You are currently viewing 11 years after being diagnosed with the same disease that killed Stephen Hawking, a woman can now speak with the help of a brain chip.

11 years after being diagnosed with the same disease that killed Stephen Hawking, a woman can now speak with the help of a brain chip.

A woman with the same disorder that killed Stephen Hawking can speak again thanks to tiny brain chips.

Before 2012, 68-year-old Pat Bennett used to ride horses, jog every day, and work in human resources.

Amyotrophic lateral sclerosis (ALS) is a nervous system disease that affects the motor neurons in the brain and spinal cord. These neurons drive voluntary muscle movement, like talking.

The same cancer killed Sandra Bullock’s boyfriend Bryan Randall and the well-known physicist Stephen Hawking in 2018.

But a clinical study at Stanford University has made people think differently about Bennett.

Four monitors about the size of a baby aspirin have been put into her brain.

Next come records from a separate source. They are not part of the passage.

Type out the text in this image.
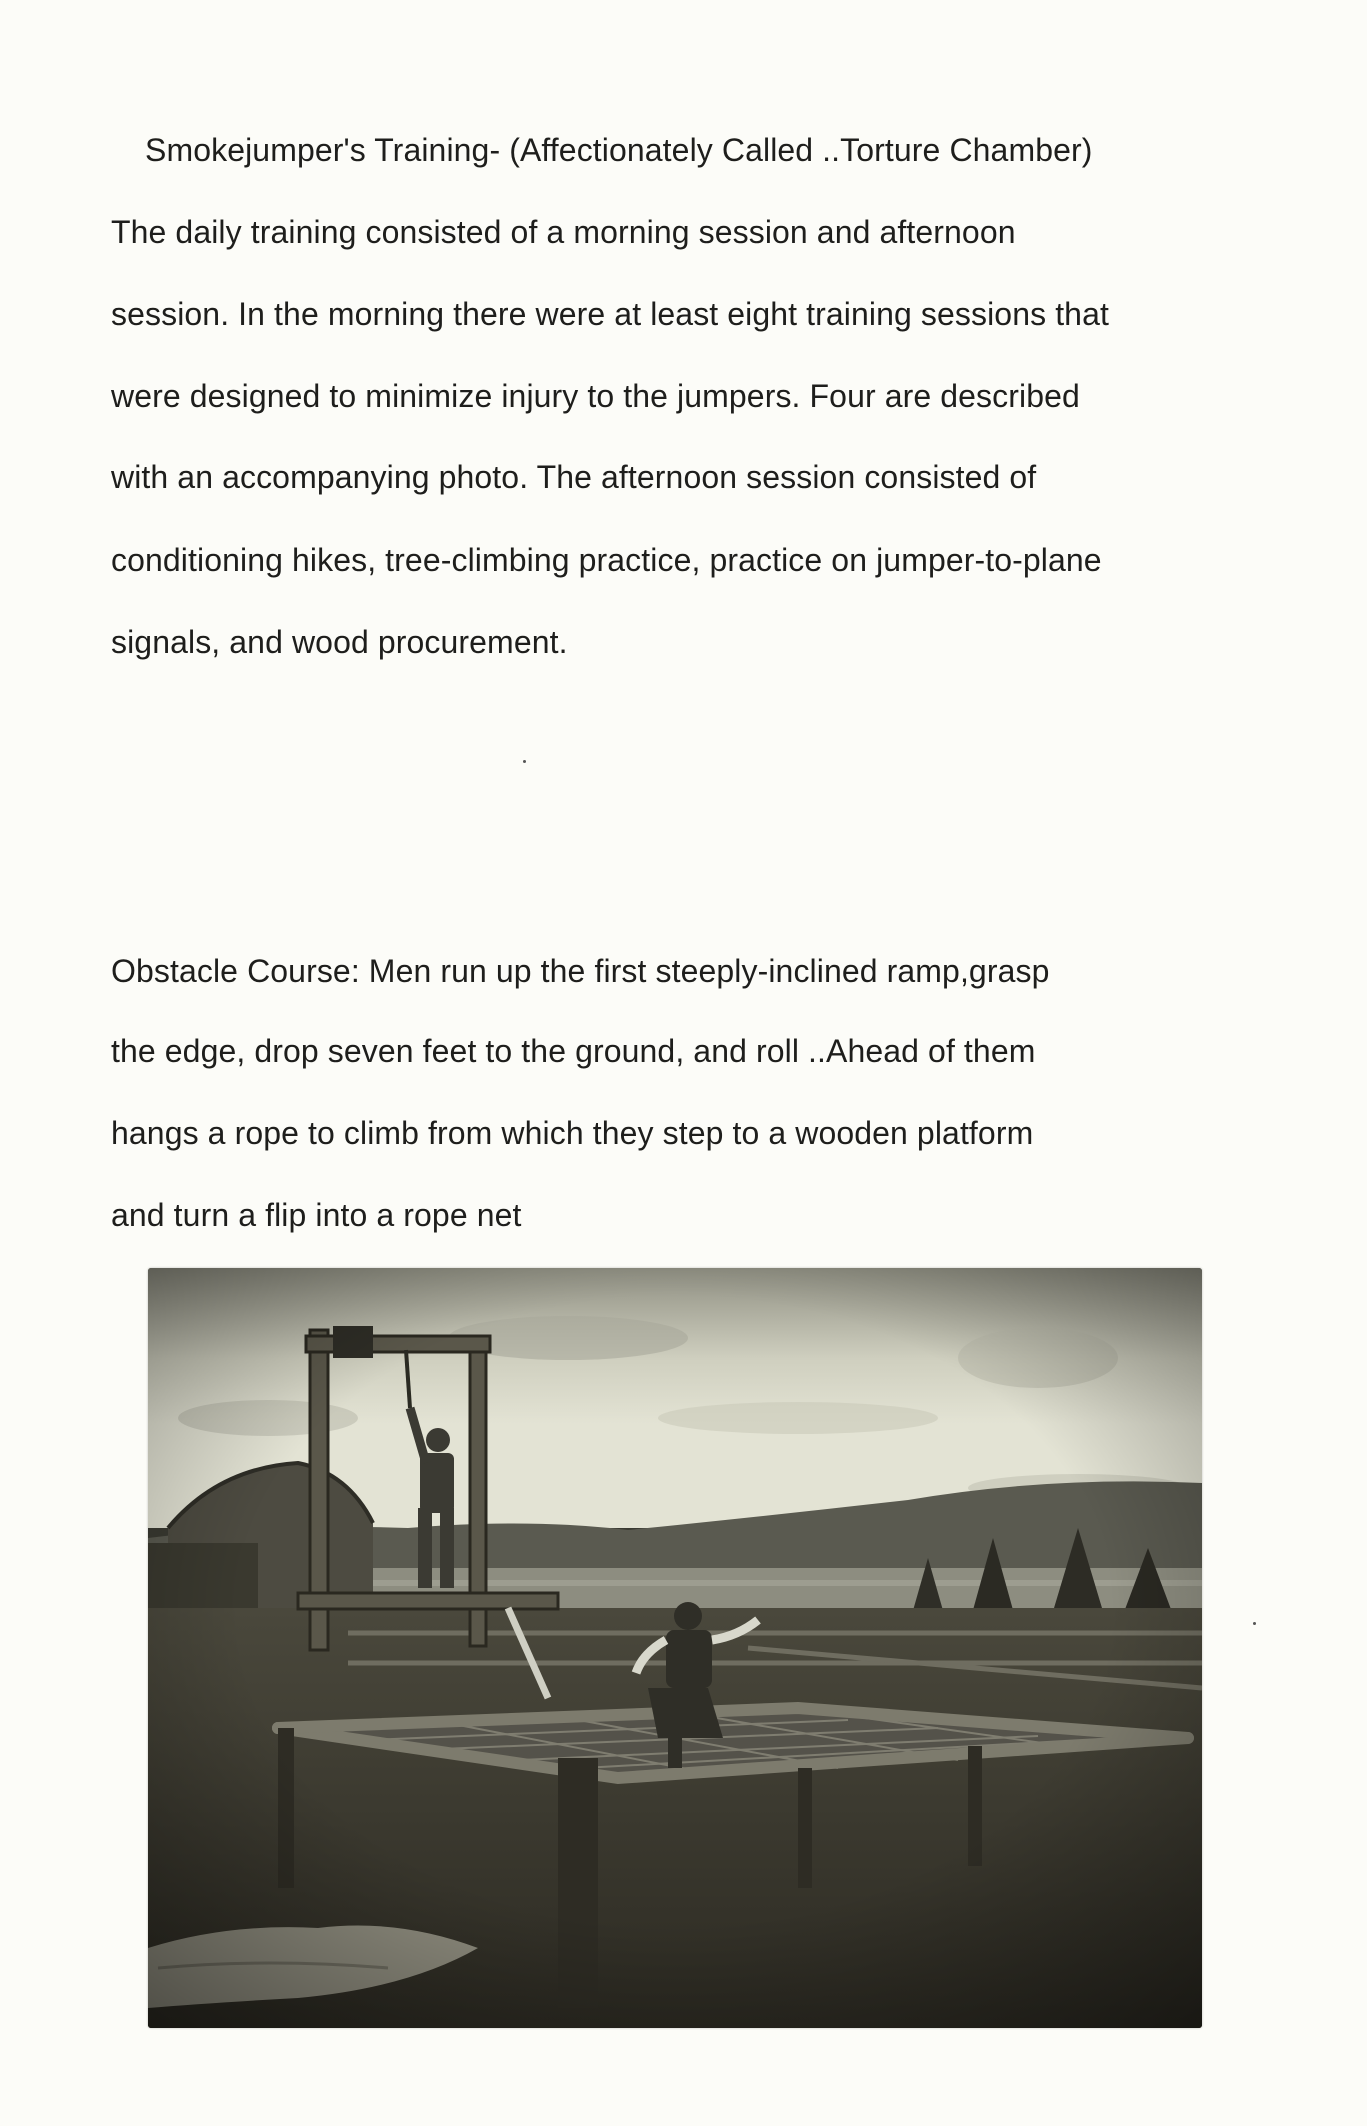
Smokejumper's Training- (Affectionately Called ..Torture Chamber)
The daily training consisted of a morning session and afternoon
session. In the morning there were at least eight training sessions that
were designed to minimize injury to the jumpers. Four are described
with an accompanying photo. The afternoon session consisted of
conditioning hikes, tree-climbing practice, practice on jumper-to-plane
signals, and wood procurement.
Obstacle Course: Men run up the first steeply-inclined ramp,grasp
the edge, drop seven feet to the ground, and roll ..Ahead of them
hangs a rope to climb from which they step to a wooden platform
and turn a flip into a rope net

Pat Bennett got the brain implants so she could start talking again. Stanford Medicine/Willett, Kunz, and others
She can now send her thoughts straight from her brain to a computer screen at a record-breaking rate of 62 words per minute.

This new study was called a “big breakthrough” by Professor Philip Sabes of the University of California, who helped start Elon Musk’s Neuralink company.

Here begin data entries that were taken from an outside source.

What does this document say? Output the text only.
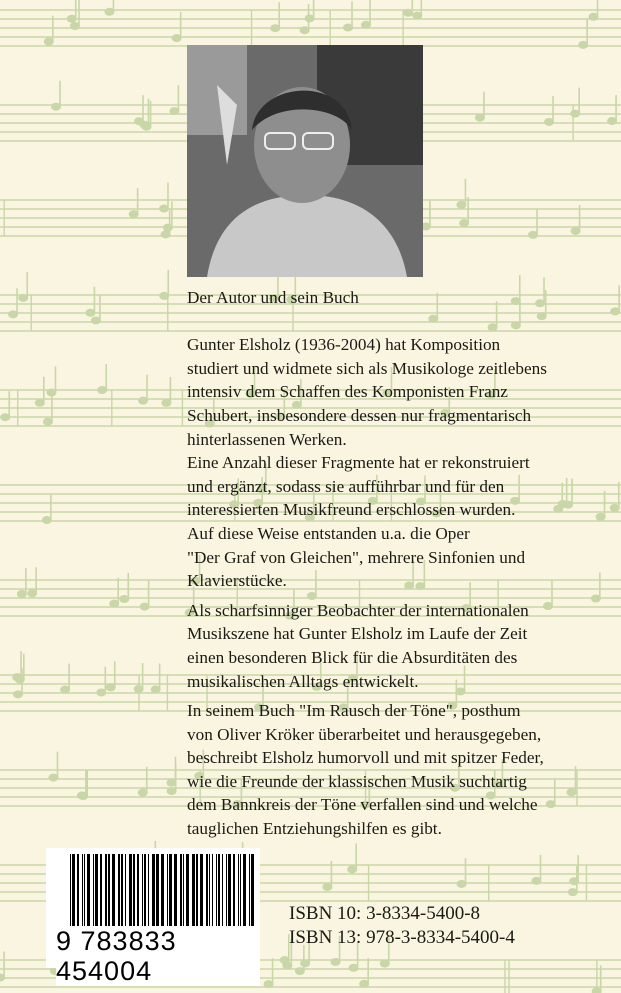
Der Autor und sein Buch

Gunter Elsholz (1936-2004) hat Komposition
studiert und widmete sich als Musikologe zeitlebens
intensiv dem Schaffen des Komponisten Franz
Schubert, insbesondere dessen nur fragmentarisch
hinterlassenen Werken.
Eine Anzahl dieser Fragmente hat er rekonstruiert
und ergänzt, sodass sie aufführbar und für den
interessierten Musikfreund erschlossen wurden.
Auf diese Weise entstanden u.a. die Oper
"Der Graf von Gleichen", mehrere Sinfonien und
Klavierstücke.

Als scharfsinniger Beobachter der internationalen
Musikszene hat Gunter Elsholz im Laufe der Zeit
einen besonderen Blick für die Absurditäten des
musikalischen Alltags entwickelt.

In seinem Buch "Im Rausch der Töne", posthum
von Oliver Kröker überarbeitet und herausgegeben,
beschreibt Elsholz humorvoll und mit spitzer Feder,
wie die Freunde der klassischen Musik suchtartig
dem Bannkreis der Töne verfallen sind und welche
tauglichen Entziehungshilfen es gibt.

9 783833 454004
ISBN 10: 3-8334-5400-8
ISBN 13: 978-3-8334-5400-4
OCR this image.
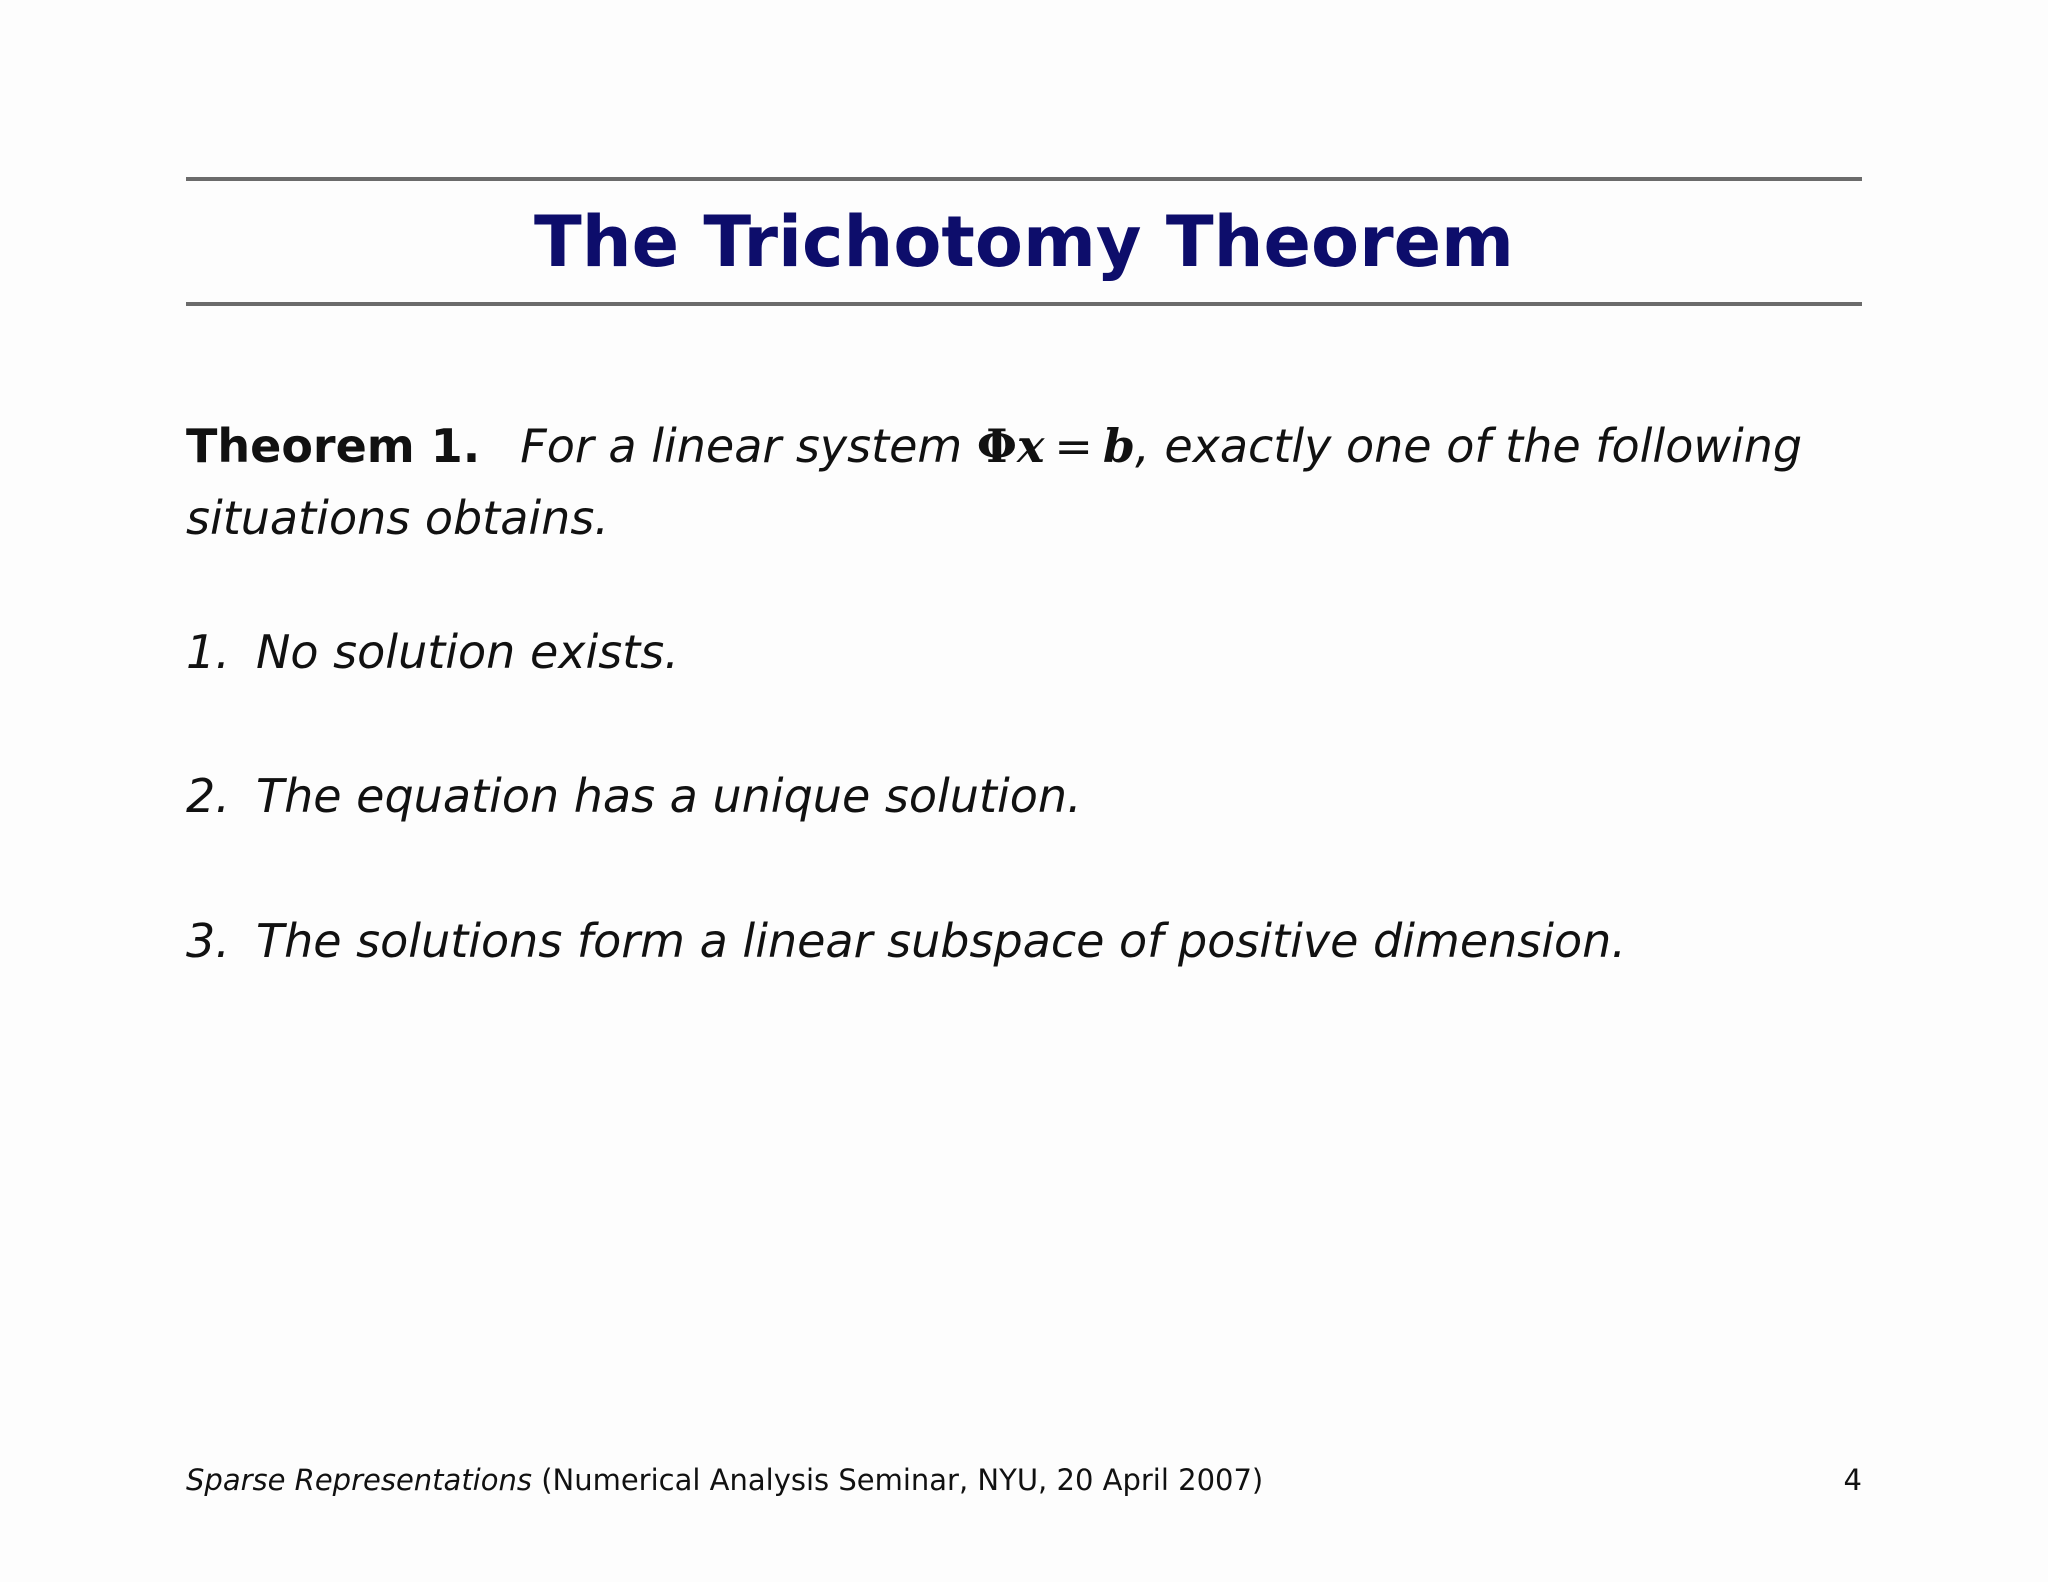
The Trichotomy Theorem
Theorem 1. For a linear system Φx = b, exactly one of the following situations obtains.
1. No solution exists.
2. The equation has a unique solution.
3. The solutions form a linear subspace of positive dimension.
Sparse Representations (Numerical Analysis Seminar, NYU, 20 April 2007)	4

He told MIT Technology Review in the past, “The performance in this study is already at a level that many people who can’t speak would want, if the device were ready. “People are going to want this.”

Bennett worked with an AI algorithm for a total of 26 meetings. Each one took about four hours.

She helped teach it to figure out which brain activity matches up with 39 key phonemes, or sounds, used in spoken English.

Bryan Randall, Sandra Bullock’s partner, recently died from the illness.

During each training lesson, Bennet would try to communicate well with anywhere from 260 to 480 random sentences.

They took these sentences from a collection of phone talks from the 1990s that were put together by a company that made calculators.

Some of the lines helped Bennett be able to talk back by saying things like, “It’s only been that way for the last five years.”

Even though the algorithm makes mistakes, it is three times faster than earlier models, and at 62 words per minute, it is getting closer to the natural rate of human conversation, which is about 160 words per minute.

According to the Daily Mail, Bennett wrote in an email, “These early results have proven the concept, and eventually technology will catch up to make it easy for people who can’t speak to use.”This means that people who don’t talk can stay in touch with the rest of the world.”

Bennett had a rarer kind of ALS. She says, “When you think of ALS, you think of arm and leg impact.”But for some people with ALS, it starts with trouble speaking. I can’t say anything.”